Let `vec(alpha)=ahati+bhatj+chatk, vec(beta)=bhati+chatj+ahatk` and `vec(gamma)=chati+ahatj+bhatk` be three coplnar vectors with `a!=b`, and `vecv=hati+hatj+hatk`. Then `vecv` is perpendicular to

To solve the problem step by step, we need to determine which vectors the vector \( \vec{v} = \hat{i} + \hat{j} + \hat{k} \) is perpendicular to among the given coplanar vectors \( \vec{\alpha}, \vec{\beta}, \) and \( \vec{\gamma} \). ### Step 1: Write down the vectors Given: - \( \vec{\alpha} = a \hat{i} + b \hat{j} + c \hat{k} \) - \( \vec{\beta} = b \hat{i} + c \hat{j} + a \hat{k} \) - \( \vec{\gamma} = c \hat{i} + a \hat{j} + b \hat{k} \) - \( \vec{v} = \hat{i} + \hat{j} + \hat{k} \) ### Step 2: Check for coplanarity The vectors \( \vec{\alpha}, \vec{\beta}, \) and \( \vec{\gamma} \) are coplanar if the determinant of the matrix formed by these vectors is zero.

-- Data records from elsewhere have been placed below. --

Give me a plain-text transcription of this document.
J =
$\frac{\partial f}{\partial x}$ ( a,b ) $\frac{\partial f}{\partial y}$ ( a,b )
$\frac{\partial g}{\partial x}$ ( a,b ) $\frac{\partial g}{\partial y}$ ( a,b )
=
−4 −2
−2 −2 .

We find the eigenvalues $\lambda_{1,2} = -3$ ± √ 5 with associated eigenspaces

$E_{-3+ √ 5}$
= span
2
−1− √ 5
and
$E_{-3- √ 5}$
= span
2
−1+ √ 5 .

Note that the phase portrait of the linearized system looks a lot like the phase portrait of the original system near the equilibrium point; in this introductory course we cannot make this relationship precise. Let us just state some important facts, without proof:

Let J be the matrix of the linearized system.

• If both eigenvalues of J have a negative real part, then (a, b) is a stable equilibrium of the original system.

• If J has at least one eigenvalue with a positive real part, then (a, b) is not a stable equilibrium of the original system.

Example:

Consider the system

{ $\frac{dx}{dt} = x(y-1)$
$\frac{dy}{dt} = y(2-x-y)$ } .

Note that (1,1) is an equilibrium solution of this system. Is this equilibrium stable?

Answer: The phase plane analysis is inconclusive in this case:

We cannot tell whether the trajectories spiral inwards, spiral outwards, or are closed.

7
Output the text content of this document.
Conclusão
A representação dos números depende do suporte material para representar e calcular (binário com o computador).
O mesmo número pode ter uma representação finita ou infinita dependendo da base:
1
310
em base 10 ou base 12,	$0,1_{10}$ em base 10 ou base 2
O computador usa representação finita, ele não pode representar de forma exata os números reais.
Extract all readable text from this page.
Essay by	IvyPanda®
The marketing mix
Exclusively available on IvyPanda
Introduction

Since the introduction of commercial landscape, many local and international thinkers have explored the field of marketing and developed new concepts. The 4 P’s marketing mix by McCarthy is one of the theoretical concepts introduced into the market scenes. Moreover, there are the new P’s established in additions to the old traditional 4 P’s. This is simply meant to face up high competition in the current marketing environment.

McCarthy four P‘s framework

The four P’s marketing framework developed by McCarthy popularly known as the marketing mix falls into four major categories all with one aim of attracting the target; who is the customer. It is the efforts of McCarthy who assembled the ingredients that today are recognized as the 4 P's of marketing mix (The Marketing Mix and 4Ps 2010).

The determinant is given by: \[ \begin{vmatrix} a & b & c \\ b & c & a \\ c & a & b \end{vmatrix} = 0 \] ### Step 3: Calculate the determinant Calculating the determinant: \[ = a \begin{vmatrix} c & a \\ a & b \end{vmatrix} - b \begin{vmatrix} b & a \\ c & b \end{vmatrix} + c \begin{vmatrix} b & c \\ c & a \end{vmatrix} \] Calculating each of the 2x2 determinants: 1. \( \begin{vmatrix} c & a \\ a & b \end{vmatrix} = cb - a^2 \) 2. \( \begin{vmatrix} b & a \\ c & b \end{vmatrix} = bb - ac = b^2 - ac \) 3. \( \begin{vmatrix} b & c \\ c & a \end{vmatrix} = ba - c^2 \) Putting it all together: \[ = a(cb - a^2) - b(b^2 - ac) + c(ba - c^2) \] Expanding this gives: \[ = acb - a^3 - b^3 + abc + abc - c^3 \] Combining like terms yields: \[ = 3abc - (a^3 + b^3 + c^3) = 0 \] ### Step 4: Use the condition \( a + b + c = 0 \) From the determinant condition, we can derive that: \[ a + b + c = 0 \] ### Step 5: Check perpendicularity with \( \vec{v} \) To check if \( \vec{v} \) is perpendicular to \( \vec{\alpha}, \vec{\beta}, \) and \( \vec{\gamma} \), we compute the dot products: 1. **Dot product with \( \vec{\alpha} \)**: \[ \vec{v} \cdot \vec{\alpha} = (\hat{i} + \hat{j} + \hat{k}) \cdot (a \hat{i} + b \hat{j} + c \hat{k}) = a + b + c = 0 \] 2. **Dot product with \( \vec{\beta} \)**: \[ \vec{v} \cdot \vec{\beta} = (\hat{i} + \hat{j} + \hat{k}) \cdot (b \hat{i} + c \hat{j} + a \hat{k}) = b + c + a = 0 \] 3. **Dot product with \( \vec{\gamma} \)**: \[ \vec{v} \cdot \vec{\gamma} = (\hat{i} + \hat{j} + \hat{k}) \cdot (c \hat{i} + a \hat{j} + b \hat{k}) = c + a + b = 0 \] ### Conclusion Since \( \vec{v} \) is perpendicular to \( \vec{\alpha}, \vec{\beta}, \) and \( \vec{\gamma} \): \[ \vec{v} \text{ is perpendicular to } \vec{\alpha}, \vec{\beta}, \text{ and } \vec{\gamma}. \]